Sanaa, Sep 7 (IANS) The Saudi-led coalition intervened in the imminent round of military conflict as tensions between local Yemeni rivals continued to escalate over the control of the country's oil-rich province of Shabwa, a government official said.
Tensions escalated between forces loyal to the Southern Transitional Council (STC) and other Yemeni military units over the control of the country's strategic seaport of Balhaf, a liquefied natural gas plant on the Gulf of Aden, the official told Xinhua news agency on Monday.
"Military units linked to Islamist Yemeni political parties began preparations for raiding Balhaf seaport and expelling the STC's elite Shabwani troops stationed inside the gas export facility," he said.
Another Yemeni official confirmed to Xinhua that the Saudi-led coalition intervened through conducting a mediation in an attempt to cease the rising tension between their local allies in the war-ravaged Arab country.
"The mediation team began contacting with leaders of the two warring rivals and urged the military units to immediately lift the besiege imposed around the entrances of Balhaf," said the official.
The official indicated that warplanes of the Saudi-led coalition hovered low over Shabwa airspace as the military units of the Muslim Brotherhood-affiliated Islah party continued deployment in the oil-rich Yemeni province.
The strategic seaport of Balahi, Yemen's largest industrial project, was established in 2006 for exporting gas and oil.
The escalating tension between the Yemeni rival factions indicated that the country's recent power-sharing government may lead to disrupting the implementation of a Saudi-brokered deal signed in 2019, according to the local officials.
The recent military developments in southern Yemen might also threaten the UN efforts that aimed at achieving permanent de-escalation and pushing the various Yemeni warring factions into peace negotiations.
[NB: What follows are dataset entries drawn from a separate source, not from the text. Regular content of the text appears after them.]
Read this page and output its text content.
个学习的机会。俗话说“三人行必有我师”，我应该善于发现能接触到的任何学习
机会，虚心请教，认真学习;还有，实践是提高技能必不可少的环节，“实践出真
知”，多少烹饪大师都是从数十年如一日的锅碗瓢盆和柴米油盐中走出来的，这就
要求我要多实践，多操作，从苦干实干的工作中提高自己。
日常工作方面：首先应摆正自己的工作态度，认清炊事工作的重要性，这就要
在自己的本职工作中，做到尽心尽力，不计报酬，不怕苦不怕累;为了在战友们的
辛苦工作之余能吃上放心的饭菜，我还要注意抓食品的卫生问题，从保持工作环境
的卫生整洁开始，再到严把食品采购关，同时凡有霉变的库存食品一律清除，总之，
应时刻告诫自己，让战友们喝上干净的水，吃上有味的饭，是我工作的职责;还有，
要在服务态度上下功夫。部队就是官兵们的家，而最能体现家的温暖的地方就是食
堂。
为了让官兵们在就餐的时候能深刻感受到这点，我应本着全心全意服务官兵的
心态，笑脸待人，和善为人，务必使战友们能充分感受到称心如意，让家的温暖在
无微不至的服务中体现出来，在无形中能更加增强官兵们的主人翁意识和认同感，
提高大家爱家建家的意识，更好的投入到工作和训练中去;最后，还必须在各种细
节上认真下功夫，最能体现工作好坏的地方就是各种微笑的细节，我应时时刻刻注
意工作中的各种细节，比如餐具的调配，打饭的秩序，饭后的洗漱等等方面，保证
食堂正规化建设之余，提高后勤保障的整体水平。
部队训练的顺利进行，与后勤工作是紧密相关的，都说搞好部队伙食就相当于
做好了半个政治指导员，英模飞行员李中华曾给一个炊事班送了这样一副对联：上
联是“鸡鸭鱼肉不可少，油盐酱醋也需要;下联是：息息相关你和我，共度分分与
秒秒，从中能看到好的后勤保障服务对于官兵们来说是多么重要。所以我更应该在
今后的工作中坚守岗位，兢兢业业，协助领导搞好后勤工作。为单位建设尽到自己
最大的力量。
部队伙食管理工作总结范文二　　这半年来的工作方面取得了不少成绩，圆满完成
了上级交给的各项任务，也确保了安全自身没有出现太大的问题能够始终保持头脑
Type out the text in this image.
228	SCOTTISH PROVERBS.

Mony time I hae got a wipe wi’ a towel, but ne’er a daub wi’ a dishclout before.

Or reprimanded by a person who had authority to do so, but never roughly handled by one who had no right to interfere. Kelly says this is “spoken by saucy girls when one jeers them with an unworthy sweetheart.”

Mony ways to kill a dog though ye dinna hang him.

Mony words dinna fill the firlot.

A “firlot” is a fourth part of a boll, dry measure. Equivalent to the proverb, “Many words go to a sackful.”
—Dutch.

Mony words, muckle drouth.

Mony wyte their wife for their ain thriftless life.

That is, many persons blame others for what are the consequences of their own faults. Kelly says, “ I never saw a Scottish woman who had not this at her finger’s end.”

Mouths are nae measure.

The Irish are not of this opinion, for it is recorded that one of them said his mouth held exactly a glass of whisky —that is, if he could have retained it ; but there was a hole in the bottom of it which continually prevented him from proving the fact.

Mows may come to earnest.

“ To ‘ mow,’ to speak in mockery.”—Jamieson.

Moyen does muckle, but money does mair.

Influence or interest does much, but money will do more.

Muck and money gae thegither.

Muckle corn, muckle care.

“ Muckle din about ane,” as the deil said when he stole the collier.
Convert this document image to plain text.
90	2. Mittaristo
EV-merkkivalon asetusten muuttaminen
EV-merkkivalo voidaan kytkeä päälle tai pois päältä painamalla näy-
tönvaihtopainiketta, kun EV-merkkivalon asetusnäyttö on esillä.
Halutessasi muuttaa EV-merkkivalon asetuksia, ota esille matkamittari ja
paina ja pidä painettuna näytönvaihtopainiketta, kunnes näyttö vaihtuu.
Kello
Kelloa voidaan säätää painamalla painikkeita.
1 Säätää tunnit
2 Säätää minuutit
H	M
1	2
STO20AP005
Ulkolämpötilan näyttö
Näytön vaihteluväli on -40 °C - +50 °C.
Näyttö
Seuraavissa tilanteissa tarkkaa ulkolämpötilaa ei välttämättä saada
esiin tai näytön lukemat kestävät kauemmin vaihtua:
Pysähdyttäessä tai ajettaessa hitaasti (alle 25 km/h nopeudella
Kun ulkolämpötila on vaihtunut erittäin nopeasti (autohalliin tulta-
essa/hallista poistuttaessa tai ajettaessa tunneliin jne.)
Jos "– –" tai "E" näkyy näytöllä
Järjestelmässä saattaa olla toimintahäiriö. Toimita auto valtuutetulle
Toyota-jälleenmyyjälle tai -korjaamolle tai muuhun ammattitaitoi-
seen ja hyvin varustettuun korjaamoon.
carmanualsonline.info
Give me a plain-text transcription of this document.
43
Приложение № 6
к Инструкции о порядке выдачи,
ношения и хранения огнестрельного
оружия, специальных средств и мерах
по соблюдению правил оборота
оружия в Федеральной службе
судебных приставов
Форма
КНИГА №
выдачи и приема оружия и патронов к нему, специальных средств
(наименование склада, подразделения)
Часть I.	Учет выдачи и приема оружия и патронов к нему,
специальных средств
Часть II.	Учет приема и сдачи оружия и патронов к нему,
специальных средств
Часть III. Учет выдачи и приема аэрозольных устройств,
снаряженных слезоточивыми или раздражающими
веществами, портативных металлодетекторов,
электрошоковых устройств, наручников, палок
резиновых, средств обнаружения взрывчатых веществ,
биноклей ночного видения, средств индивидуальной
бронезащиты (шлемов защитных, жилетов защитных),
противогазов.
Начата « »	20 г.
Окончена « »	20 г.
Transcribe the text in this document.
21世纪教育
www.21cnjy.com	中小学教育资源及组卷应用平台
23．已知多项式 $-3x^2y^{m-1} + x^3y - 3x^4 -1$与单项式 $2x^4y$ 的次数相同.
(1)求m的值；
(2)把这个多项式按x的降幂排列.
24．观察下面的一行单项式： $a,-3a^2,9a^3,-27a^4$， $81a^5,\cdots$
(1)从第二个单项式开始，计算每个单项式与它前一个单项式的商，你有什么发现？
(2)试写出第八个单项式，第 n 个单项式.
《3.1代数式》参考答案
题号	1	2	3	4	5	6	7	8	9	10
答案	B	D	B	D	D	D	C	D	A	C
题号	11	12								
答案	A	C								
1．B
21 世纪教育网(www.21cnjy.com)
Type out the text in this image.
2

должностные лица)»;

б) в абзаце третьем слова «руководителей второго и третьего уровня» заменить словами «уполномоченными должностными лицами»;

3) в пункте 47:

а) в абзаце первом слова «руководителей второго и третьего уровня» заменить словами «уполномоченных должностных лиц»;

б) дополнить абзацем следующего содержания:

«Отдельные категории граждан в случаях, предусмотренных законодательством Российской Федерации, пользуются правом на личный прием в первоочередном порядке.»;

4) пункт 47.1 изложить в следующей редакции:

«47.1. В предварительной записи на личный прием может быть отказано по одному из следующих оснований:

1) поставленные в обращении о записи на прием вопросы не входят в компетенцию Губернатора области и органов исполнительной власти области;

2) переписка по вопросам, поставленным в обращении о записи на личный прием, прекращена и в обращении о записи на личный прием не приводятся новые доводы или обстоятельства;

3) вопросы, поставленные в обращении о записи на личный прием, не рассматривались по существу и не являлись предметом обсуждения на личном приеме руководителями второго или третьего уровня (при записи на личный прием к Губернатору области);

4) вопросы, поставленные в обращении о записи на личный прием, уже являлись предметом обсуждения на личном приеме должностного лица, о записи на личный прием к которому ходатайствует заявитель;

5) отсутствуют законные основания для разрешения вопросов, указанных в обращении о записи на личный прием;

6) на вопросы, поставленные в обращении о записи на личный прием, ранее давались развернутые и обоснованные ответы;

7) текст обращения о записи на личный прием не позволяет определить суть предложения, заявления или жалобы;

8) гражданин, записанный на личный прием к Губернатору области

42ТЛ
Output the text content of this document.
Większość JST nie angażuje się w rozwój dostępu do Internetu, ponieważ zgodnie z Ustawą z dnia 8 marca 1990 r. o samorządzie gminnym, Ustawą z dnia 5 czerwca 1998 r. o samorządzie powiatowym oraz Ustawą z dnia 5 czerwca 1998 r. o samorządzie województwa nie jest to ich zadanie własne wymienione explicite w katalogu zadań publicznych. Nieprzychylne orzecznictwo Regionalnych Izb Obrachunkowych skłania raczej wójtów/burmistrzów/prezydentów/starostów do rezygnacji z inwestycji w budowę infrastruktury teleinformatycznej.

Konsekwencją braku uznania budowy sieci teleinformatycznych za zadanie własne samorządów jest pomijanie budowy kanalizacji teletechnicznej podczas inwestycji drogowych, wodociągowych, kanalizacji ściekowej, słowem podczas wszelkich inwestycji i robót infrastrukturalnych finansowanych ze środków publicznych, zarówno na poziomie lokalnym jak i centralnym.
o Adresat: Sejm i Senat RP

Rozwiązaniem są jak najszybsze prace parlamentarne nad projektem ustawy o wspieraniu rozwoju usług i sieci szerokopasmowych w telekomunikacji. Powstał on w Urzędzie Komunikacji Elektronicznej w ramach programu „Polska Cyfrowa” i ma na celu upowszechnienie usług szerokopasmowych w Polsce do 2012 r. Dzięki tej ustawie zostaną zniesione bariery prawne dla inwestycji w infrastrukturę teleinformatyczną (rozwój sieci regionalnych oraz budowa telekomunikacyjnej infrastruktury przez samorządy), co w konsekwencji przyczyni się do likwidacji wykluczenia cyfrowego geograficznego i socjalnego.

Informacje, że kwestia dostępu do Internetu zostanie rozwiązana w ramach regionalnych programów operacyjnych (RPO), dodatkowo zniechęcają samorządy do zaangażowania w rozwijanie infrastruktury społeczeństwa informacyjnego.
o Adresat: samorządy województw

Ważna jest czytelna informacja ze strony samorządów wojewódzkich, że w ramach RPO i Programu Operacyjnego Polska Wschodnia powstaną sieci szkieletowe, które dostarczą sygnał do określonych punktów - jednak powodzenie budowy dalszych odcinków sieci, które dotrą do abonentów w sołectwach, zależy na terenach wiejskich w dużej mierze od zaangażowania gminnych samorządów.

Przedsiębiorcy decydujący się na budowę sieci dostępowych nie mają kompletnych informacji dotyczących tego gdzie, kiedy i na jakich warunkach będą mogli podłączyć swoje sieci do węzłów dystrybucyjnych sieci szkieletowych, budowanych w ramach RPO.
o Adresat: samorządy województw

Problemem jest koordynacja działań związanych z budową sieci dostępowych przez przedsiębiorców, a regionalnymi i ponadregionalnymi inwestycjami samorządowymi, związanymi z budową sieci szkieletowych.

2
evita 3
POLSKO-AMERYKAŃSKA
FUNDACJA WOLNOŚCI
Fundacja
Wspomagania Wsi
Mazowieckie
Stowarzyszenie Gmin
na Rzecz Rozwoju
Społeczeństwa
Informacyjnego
In 2019, Saudi Arabia persuaded the STC and the Yemeni government to hold reconciliation talks, which succeeded in reaching a deal to form a new technocratic cabinet and ending a deadly conflict in the country's southern regions.
Yemen has been mired in a civil war since late 2014 when the Houthi militia seized control of several northern provinces and forced the internationally recognised government of President Abd-Rabbu Mansour Hadi out of the capital Sanaa.
The Saudi-led Arab coalition intervened in the Yemeni conflict in March 2015 to support Hadi's government.